Oh my goodness. So, it turns out you can still make the second kind of experiment match a t-distribution quite nicely. How? Change the stem and the conclusion just a bit. Instead of “Is there evidence that the treatments affect sneeze level differently for these participants on average?” instead say “Is there evidence that the treatments would affect the sneeze level of people like these differently, on average?” This stem implies both random assignment AND random sampling from some nebulous population that looks like the participants. In other words, we add extra variability. I did a sim (no R code provided because it would crash r-fiddle pretty thoroughly, feel free to e-mail me for it though) that confirms this: I drew 1000 different groups of volunteers from a normal population then repeated the process from above for each group (a total of 1 million randomizations!) Combining all differences together and comparing each to the population difference resulted in pretty much perfect interval and test results.
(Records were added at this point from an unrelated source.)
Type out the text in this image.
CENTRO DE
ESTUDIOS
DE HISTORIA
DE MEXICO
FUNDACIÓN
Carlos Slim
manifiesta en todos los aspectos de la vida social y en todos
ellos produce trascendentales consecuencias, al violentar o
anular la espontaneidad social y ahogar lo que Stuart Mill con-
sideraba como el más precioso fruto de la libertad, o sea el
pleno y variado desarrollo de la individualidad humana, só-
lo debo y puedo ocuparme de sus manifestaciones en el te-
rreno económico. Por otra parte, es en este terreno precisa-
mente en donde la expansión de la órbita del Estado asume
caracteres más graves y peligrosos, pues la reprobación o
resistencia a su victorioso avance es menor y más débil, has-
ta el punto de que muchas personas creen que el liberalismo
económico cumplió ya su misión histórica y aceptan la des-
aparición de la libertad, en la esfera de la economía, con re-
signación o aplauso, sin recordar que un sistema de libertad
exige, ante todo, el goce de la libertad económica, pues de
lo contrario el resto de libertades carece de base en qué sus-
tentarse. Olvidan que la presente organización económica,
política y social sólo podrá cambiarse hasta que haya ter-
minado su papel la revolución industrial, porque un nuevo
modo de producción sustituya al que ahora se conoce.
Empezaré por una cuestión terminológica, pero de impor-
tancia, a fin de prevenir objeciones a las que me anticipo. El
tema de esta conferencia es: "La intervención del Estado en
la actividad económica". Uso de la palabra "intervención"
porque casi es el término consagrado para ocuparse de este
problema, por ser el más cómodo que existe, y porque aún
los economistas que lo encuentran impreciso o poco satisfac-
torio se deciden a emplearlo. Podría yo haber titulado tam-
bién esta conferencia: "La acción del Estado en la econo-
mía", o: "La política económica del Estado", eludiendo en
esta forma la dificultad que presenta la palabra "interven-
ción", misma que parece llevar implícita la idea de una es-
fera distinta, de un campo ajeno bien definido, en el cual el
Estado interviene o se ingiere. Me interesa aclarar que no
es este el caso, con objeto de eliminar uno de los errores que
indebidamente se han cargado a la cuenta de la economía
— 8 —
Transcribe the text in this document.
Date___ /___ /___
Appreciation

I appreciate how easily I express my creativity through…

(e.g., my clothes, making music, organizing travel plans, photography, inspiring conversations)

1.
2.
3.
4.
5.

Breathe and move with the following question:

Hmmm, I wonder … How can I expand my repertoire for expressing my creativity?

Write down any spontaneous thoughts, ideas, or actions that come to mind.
However, if you do that same thing with the FIRST kind of experiment (the kind that already worked pretty well) then it BREAKS the t-distribution! So the first kind of experiment, that can be modeled by a permutation test, can be approximated with a t-distribution as long as you only draw a conclusion WITHIN THE GROUP with no inference to larger populations at all, even ones “like these.” The second kind works with a t-distribution only if you DO draw a conclusion from a population of “people like these.” (and this is with nice normal distributions all around – I’m sure skewed would break these in other ways). AAAAAHHHH!